Please note – The MHRA are unable to provide updates as to the state of any referrals or investigations. This is in accordance with section 237 of the Enterprise Act 2002 (“the Act”). Section 237 of the Act, read with schedule 14 thereof, restricts the disclosure of information about the affairs of an individual or any business if that information comes to the MHRA in connection with the exercise of any function it has under or by virtue of the Devices Regulations.

That was two months ago, and nothing has been heard since. But the interesting bit is the last paragraph. The agency seems to be using the Enterprise Act as an iron curtain against any sort of accountability to the public. This can’t possibly be the intention of the Act, and I would be very interested in an opinion from any lawyers out there. What about this standard response time of 18 working days? We are far beyond twice that now, and they can’t even answer a simple question about a product licence. I have found an online database of device licences but search options are very poor and I could not find the QXCI machine. It has quite a long history, none of it good, and there is an excellent explanation from 2009 by Stephen Barrett at QuackWatch. Note Barrett’s last sentence:

If you encounter a practitioner who uses one, please ask the appropriate government agencies to investigate.

…which is exactly what I am doing. Today I thought it time to chase up the MHRA yet again. Within seconds, in addition to the standard auto-reply this hit my inbox:

Thank you for your complaint concerning the above company.

As the UK’s Competent Authority responsible for the compliance and enforcement of all the various medical device regulations, I can assure you we take correspondence like yours extremely seriously. Accordingly your email has been allocated to one of our compliance inspectors who will look into your allegations immediately.

As you will appreciate, we are unable to provide you with information relating to this investigation at the present time as this information is subject to Section 237(2) of the Enterprise Act 2002 which applies to specified information, which is defined in section 237(1) and section 238 (by reference to Schedule 14 and the regulations made under section 11 of the Consumer Protection Act 1987) to include information held by MHRA and relating to any business of an undertaking. Section 237(2) provides that such information must not be disclosed while the undertaking continues in existence. There are a number of exceptions to this general rule in Part 9 of the Enterprise Act 2002. These include disclosure required to fulfil the functions of this or other public bodies, European community obligations, consent and criminal investigations or proceedings etc. The MHRA’s position is that none of the exceptions in Part 9 apply to the information apply at this present time.

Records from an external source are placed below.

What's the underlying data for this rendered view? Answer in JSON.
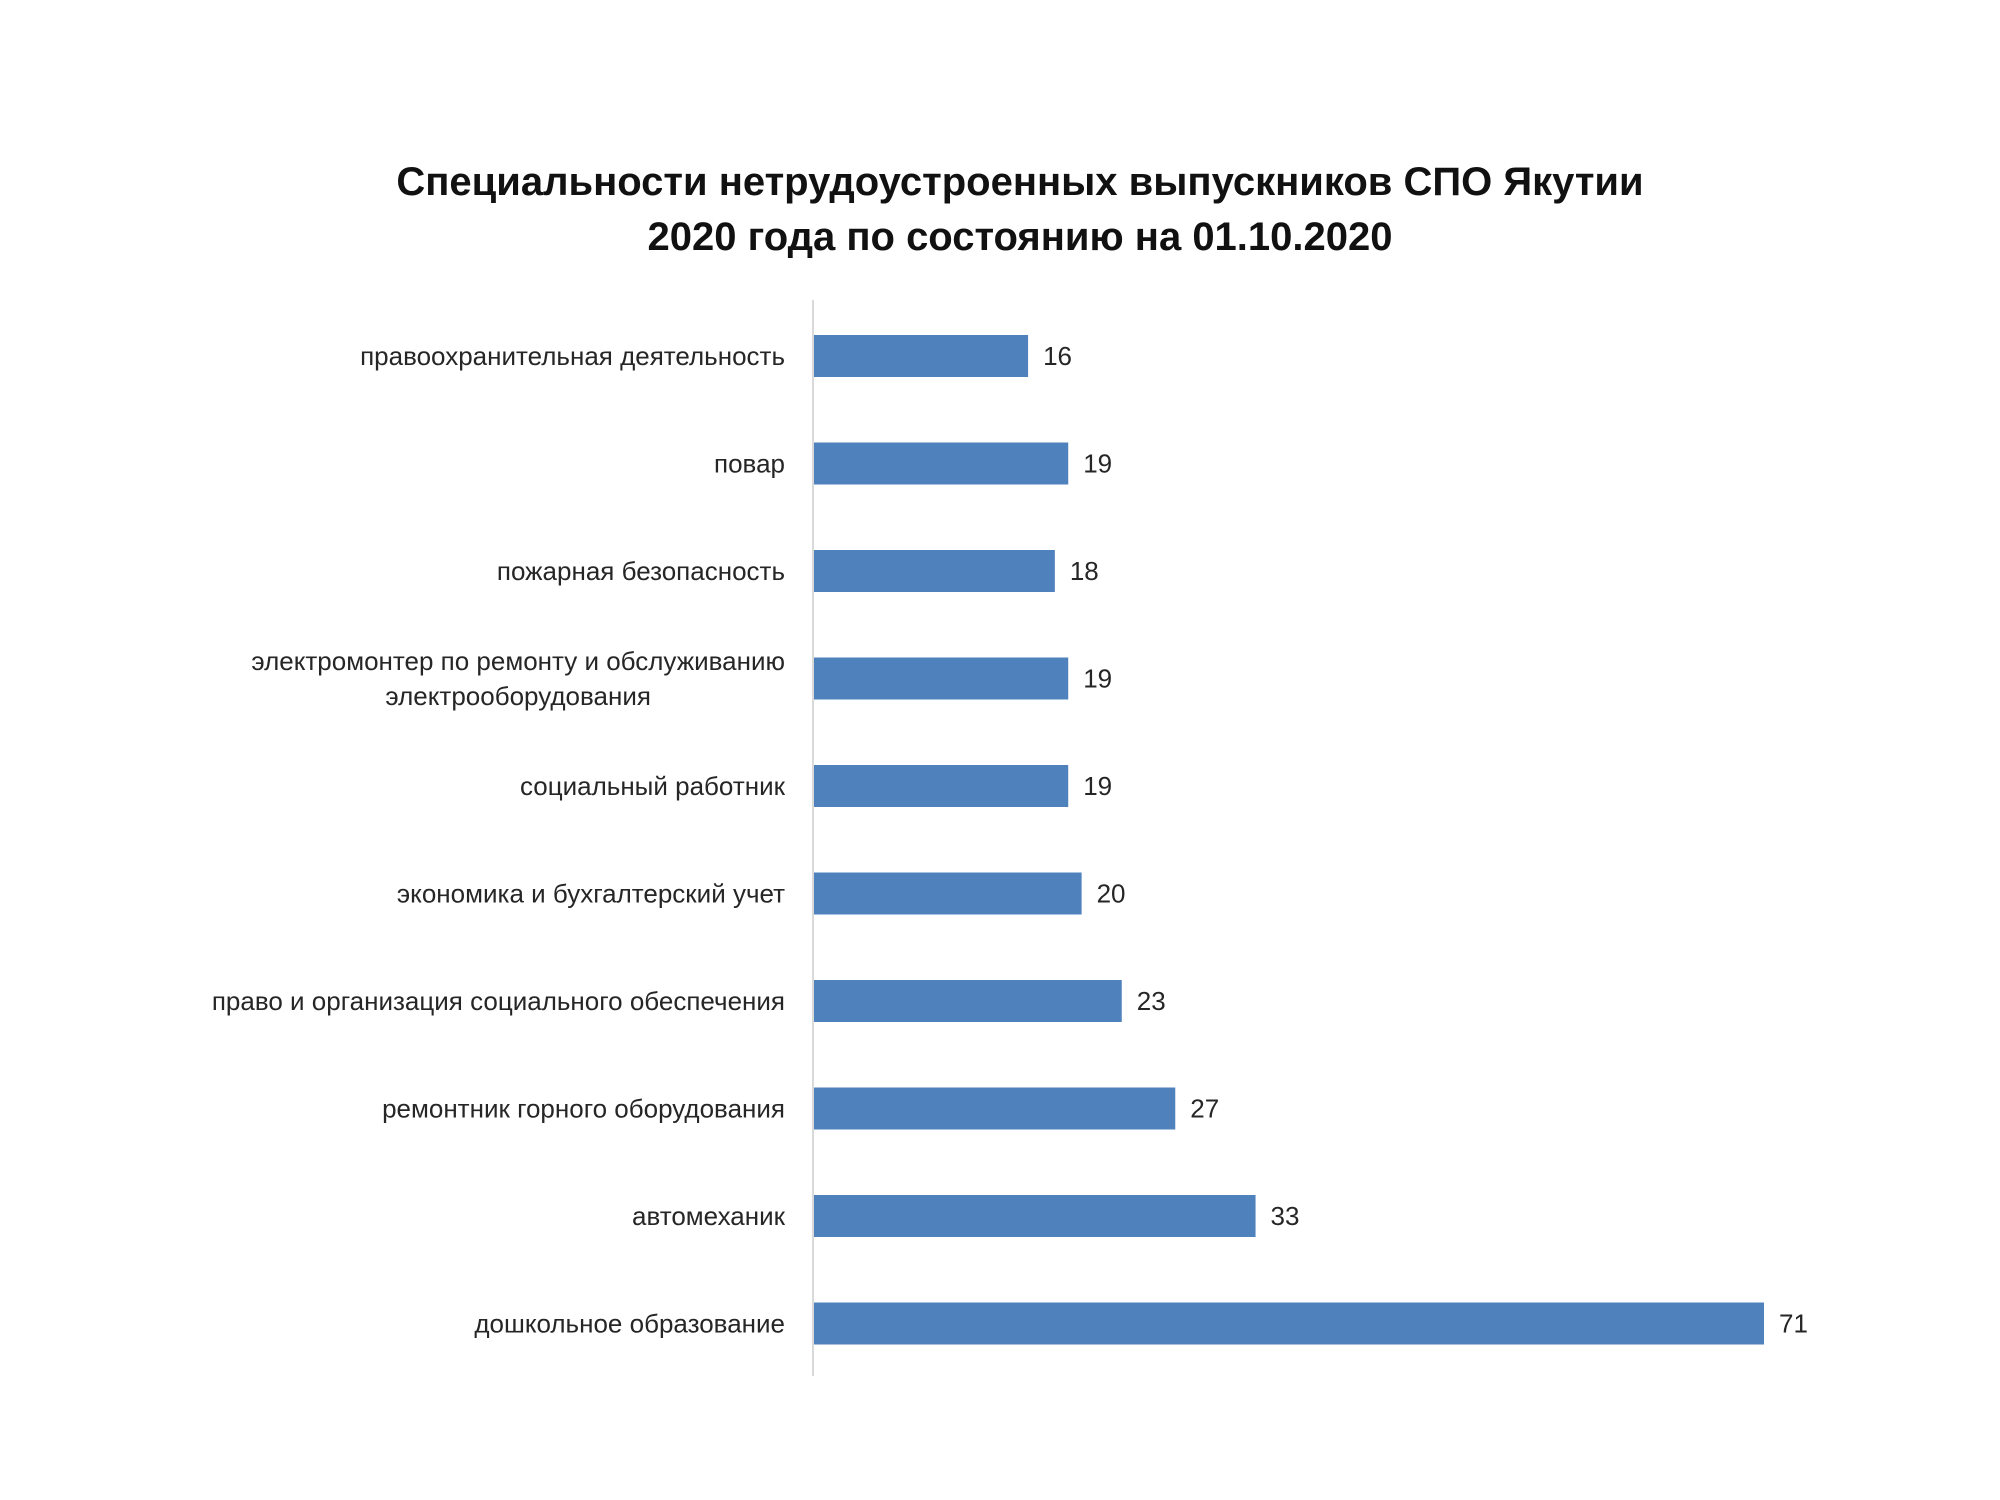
{
  "chart_data": {
    "type": "bar",
    "orientation": "horizontal",
    "title": "Специальности нетрудоустроенных выпускников СПО Якутии 2020 года по состоянию на 01.10.2020",
    "title_lines": [
      "Специальности нетрудоустроенных выпускников СПО Якутии",
      "2020 года по состоянию на 01.10.2020"
    ],
    "categories": [
      [
        "правоохранительная деятельность"
      ],
      [
        "повар"
      ],
      [
        "пожарная безопасность"
      ],
      [
        "электромонтер по ремонту и обслуживанию",
        "электрооборудования"
      ],
      [
        "социальный работник"
      ],
      [
        "экономика и бухгалтерский учет"
      ],
      [
        "право и организация социального обеспечения"
      ],
      [
        "ремонтник горного оборудования"
      ],
      [
        "автомеханик"
      ],
      [
        "дошкольное образование"
      ]
    ],
    "values": [
      16,
      19,
      18,
      19,
      19,
      20,
      23,
      27,
      33,
      71
    ],
    "data_labels": [
      "16",
      "19",
      "18",
      "19",
      "19",
      "20",
      "23",
      "27",
      "33",
      "71"
    ],
    "xlim": [
      0,
      71
    ],
    "xlabel": "",
    "ylabel": "",
    "grid": false,
    "legend": "none",
    "bar_color": "#4F81BD",
    "axis_color": "#D9D9D9"
  }
}
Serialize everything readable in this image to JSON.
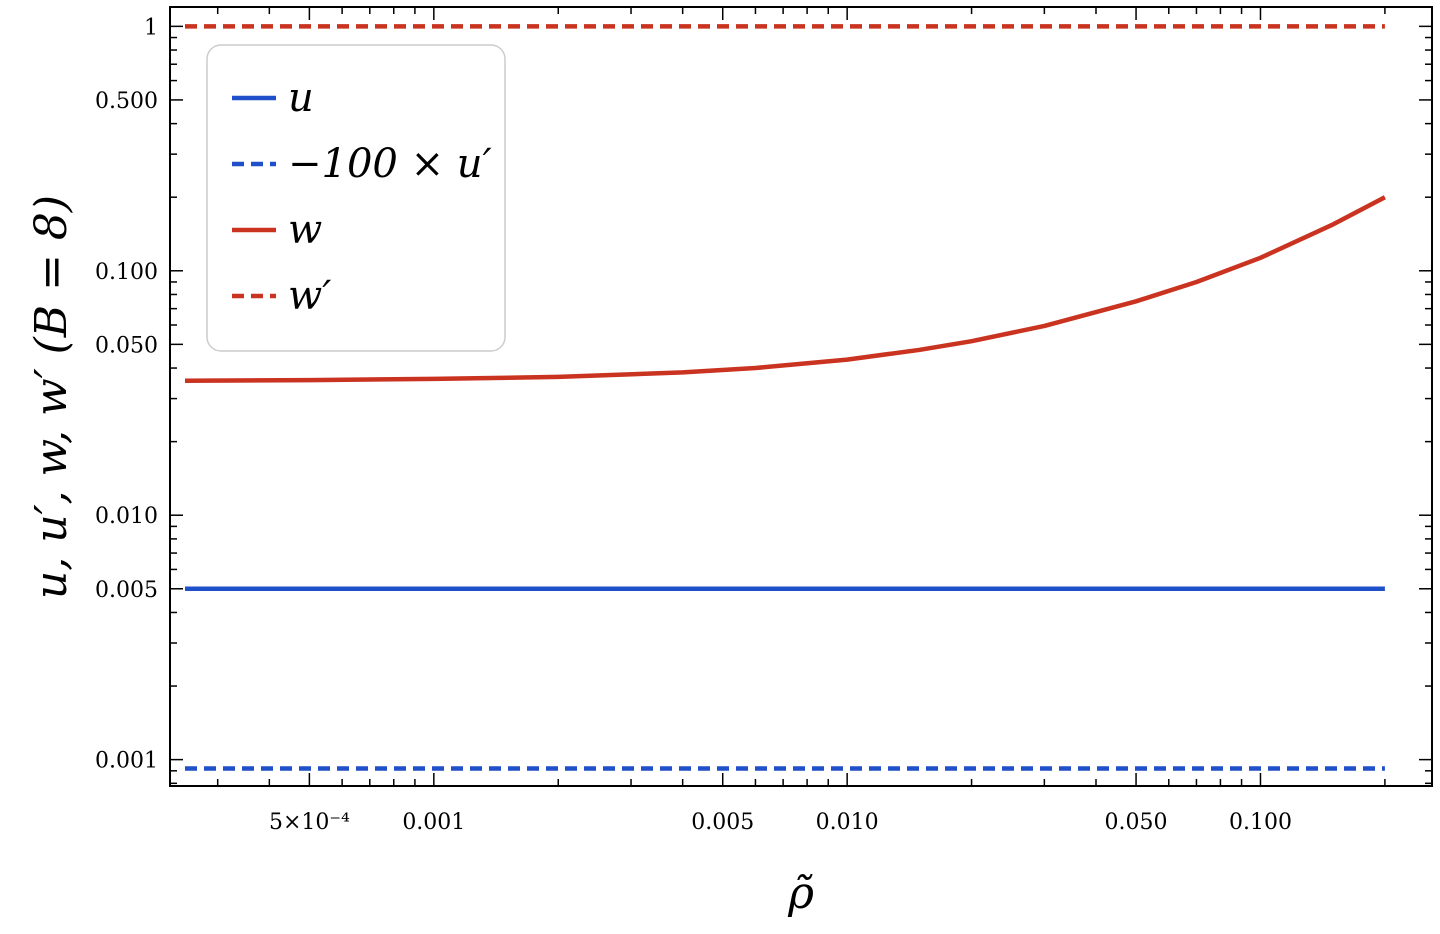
{
  "chart_data": {
    "type": "line",
    "xscale": "log",
    "yscale": "log",
    "xlabel": "ρ̃",
    "ylabel": "u, u′, w, w′ (B = 8)",
    "xlim": [
      0.00023,
      0.26
    ],
    "ylim": [
      0.00078,
      1.2
    ],
    "xticks": [
      {
        "value": 0.0005,
        "label": "5×10⁻⁴"
      },
      {
        "value": 0.001,
        "label": "0.001"
      },
      {
        "value": 0.005,
        "label": "0.005"
      },
      {
        "value": 0.01,
        "label": "0.010"
      },
      {
        "value": 0.05,
        "label": "0.050"
      },
      {
        "value": 0.1,
        "label": "0.100"
      }
    ],
    "yticks": [
      {
        "value": 0.001,
        "label": "0.001"
      },
      {
        "value": 0.005,
        "label": "0.005"
      },
      {
        "value": 0.01,
        "label": "0.010"
      },
      {
        "value": 0.05,
        "label": "0.050"
      },
      {
        "value": 0.1,
        "label": "0.100"
      },
      {
        "value": 0.5,
        "label": "0.500"
      },
      {
        "value": 1,
        "label": "1"
      }
    ],
    "legend": "top-left",
    "series": [
      {
        "name": "u",
        "color": "#1f4fc9",
        "style": "solid",
        "x": [
          0.00025,
          0.2
        ],
        "y": [
          0.005,
          0.005
        ]
      },
      {
        "name": "−100 × u′",
        "color": "#1f4fc9",
        "style": "dashed",
        "x": [
          0.00025,
          0.2
        ],
        "y": [
          0.00092,
          0.00092
        ]
      },
      {
        "name": "w",
        "color": "#c9331f",
        "style": "solid",
        "x": [
          0.00025,
          0.0005,
          0.001,
          0.002,
          0.004,
          0.006,
          0.01,
          0.015,
          0.02,
          0.03,
          0.05,
          0.07,
          0.1,
          0.15,
          0.2
        ],
        "y": [
          0.0355,
          0.0357,
          0.0361,
          0.0368,
          0.0384,
          0.04,
          0.0433,
          0.0475,
          0.0515,
          0.0595,
          0.075,
          0.09,
          0.113,
          0.155,
          0.2
        ]
      },
      {
        "name": "w′",
        "color": "#c9331f",
        "style": "dashed",
        "x": [
          0.00025,
          0.2
        ],
        "y": [
          1,
          1
        ]
      }
    ]
  }
}
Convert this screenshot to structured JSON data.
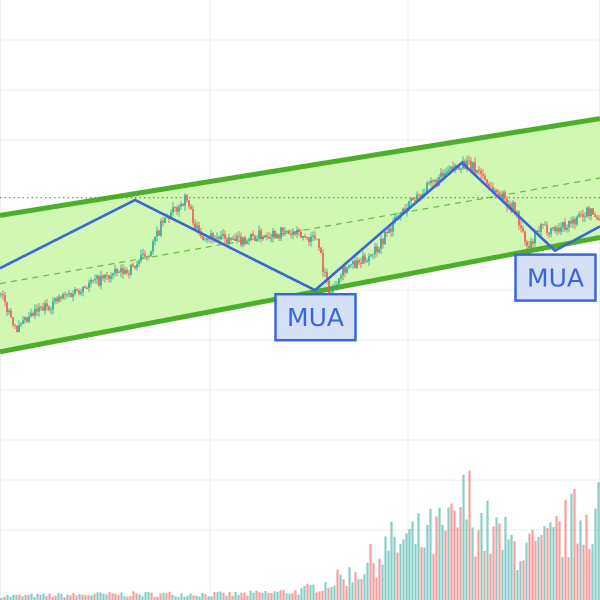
{
  "chart_data": {
    "type": "candlestick",
    "title": "",
    "xlabel": "",
    "ylabel": "",
    "grid": true,
    "legend": "none",
    "price_scale": [
      0,
      100
    ],
    "volume_scale": [
      0,
      100
    ],
    "reference_level": 63,
    "colors": {
      "up": "#26a69a",
      "down": "#ef5350",
      "channel_fill": "#c9f7a6",
      "channel_line": "#4caf2a",
      "zigzag": "#3a66d6",
      "label_fill": "#d3e0f5",
      "label_text": "#3a66d6",
      "reference_line": "#3a8a4a",
      "grid": "#eeeeee"
    },
    "channel": {
      "upper": {
        "start": [
          0,
          59
        ],
        "end": [
          100,
          81
        ]
      },
      "lower": {
        "start": [
          0,
          28
        ],
        "end": [
          100,
          54
        ]
      },
      "mid": {
        "start": [
          0,
          43.5
        ],
        "end": [
          100,
          67.5
        ]
      }
    },
    "zigzag": [
      {
        "x": 0,
        "y": 47
      },
      {
        "x": 22.5,
        "y": 62.5
      },
      {
        "x": 52.5,
        "y": 42
      },
      {
        "x": 77,
        "y": 71
      },
      {
        "x": 92.5,
        "y": 51
      },
      {
        "x": 100,
        "y": 56.5
      }
    ],
    "annotations": [
      {
        "text": "MUA",
        "x": 52.5,
        "y": 42
      },
      {
        "text": "MUA",
        "x": 92.5,
        "y": 51
      }
    ],
    "price_path": [
      {
        "x": 0,
        "y": 41
      },
      {
        "x": 3,
        "y": 33
      },
      {
        "x": 6,
        "y": 37
      },
      {
        "x": 10,
        "y": 40
      },
      {
        "x": 14,
        "y": 43
      },
      {
        "x": 18,
        "y": 45
      },
      {
        "x": 22,
        "y": 47
      },
      {
        "x": 25,
        "y": 51
      },
      {
        "x": 27,
        "y": 57
      },
      {
        "x": 29,
        "y": 60
      },
      {
        "x": 31,
        "y": 63
      },
      {
        "x": 33,
        "y": 55
      },
      {
        "x": 36,
        "y": 54
      },
      {
        "x": 39,
        "y": 53
      },
      {
        "x": 42,
        "y": 54
      },
      {
        "x": 45,
        "y": 55
      },
      {
        "x": 48,
        "y": 55
      },
      {
        "x": 51,
        "y": 54
      },
      {
        "x": 53,
        "y": 54
      },
      {
        "x": 54,
        "y": 46
      },
      {
        "x": 55,
        "y": 41
      },
      {
        "x": 57,
        "y": 47
      },
      {
        "x": 60,
        "y": 48
      },
      {
        "x": 63,
        "y": 52
      },
      {
        "x": 66,
        "y": 58
      },
      {
        "x": 69,
        "y": 63
      },
      {
        "x": 72,
        "y": 66
      },
      {
        "x": 75,
        "y": 69
      },
      {
        "x": 77,
        "y": 71
      },
      {
        "x": 80,
        "y": 69
      },
      {
        "x": 82,
        "y": 65
      },
      {
        "x": 84,
        "y": 63
      },
      {
        "x": 86,
        "y": 60
      },
      {
        "x": 87,
        "y": 55
      },
      {
        "x": 88,
        "y": 51
      },
      {
        "x": 90,
        "y": 56
      },
      {
        "x": 93,
        "y": 56
      },
      {
        "x": 96,
        "y": 58
      },
      {
        "x": 98,
        "y": 60
      },
      {
        "x": 100,
        "y": 58
      }
    ],
    "volume_profile": [
      {
        "x": 0,
        "y": 4
      },
      {
        "x": 20,
        "y": 6
      },
      {
        "x": 40,
        "y": 6
      },
      {
        "x": 50,
        "y": 9
      },
      {
        "x": 55,
        "y": 18
      },
      {
        "x": 60,
        "y": 30
      },
      {
        "x": 65,
        "y": 55
      },
      {
        "x": 70,
        "y": 62
      },
      {
        "x": 75,
        "y": 70
      },
      {
        "x": 78,
        "y": 100
      },
      {
        "x": 80,
        "y": 76
      },
      {
        "x": 85,
        "y": 56
      },
      {
        "x": 90,
        "y": 50
      },
      {
        "x": 95,
        "y": 75
      },
      {
        "x": 100,
        "y": 100
      }
    ]
  }
}
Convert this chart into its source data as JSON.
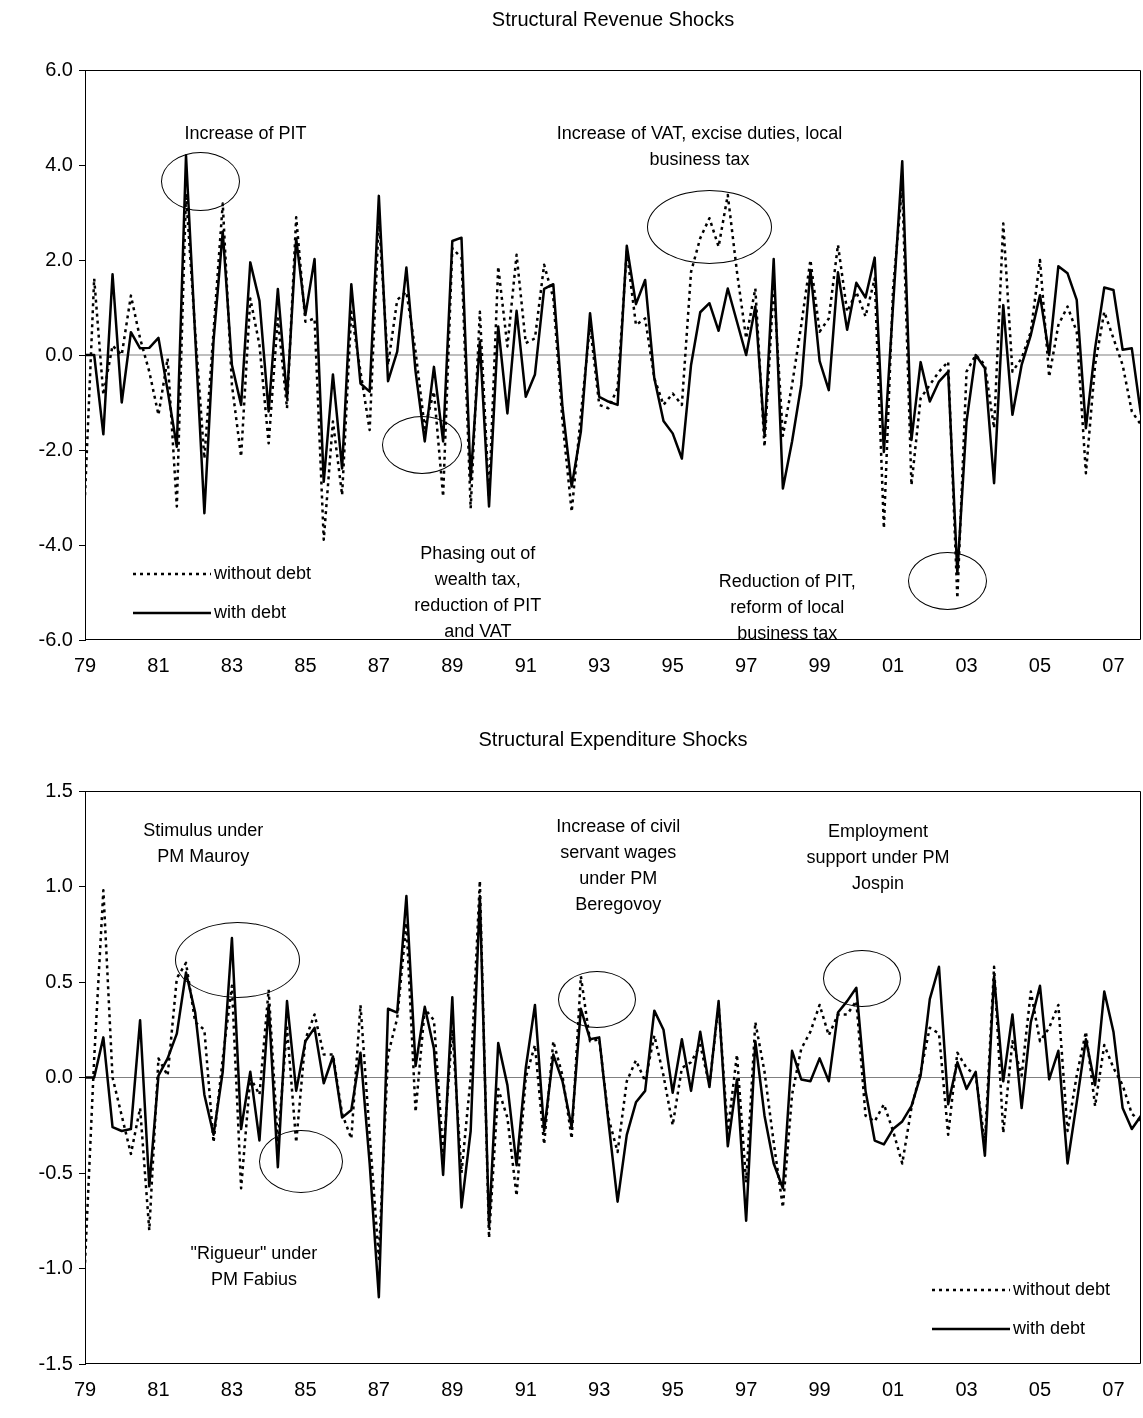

A brief explanatory guide to Part 9 of the Enterprise Act 2002 is available at this link: http://www.bis.gov.uk/files/file41381.pdf

Er, what “above company”? I hadn’t mentioned one in the subject line, which had been changed to “MEDICAL DEVICES REGULATIONS 2002 (AS AMENDED)”. Nobody could have written this in the time it took to arrive, and anyway it’s Sunday. It’s rather poor form to send an auto-response that purports to be written by a real correspondent. This time the confidentiality stonewall is even more verbose, which looks pretty defensive to me. Don’t you love “we take correspondence like yours extremely seriously”, and that they will act “immediately”? If “immediately” means at least two months, what might “in due course” mean? As this email arrived within five seconds it’s hardly plausible that the matter had been “allocated to one of our compliance inspectors”.

As I have suggested above, there is a fundamental conflict between the mandatory responsibility of the MHRA to enforce the law regulating health care products, and its willingness to do so. Really, how hard is it to answer a simple question about a product licence? Note from QuackWatch that the QXCI machine has been banned by the US FDA and its inventor has fled to Hungary. The MHRA is a very poor regulator, and treats the public with disdain by sending silly auto-responses. We deserve better.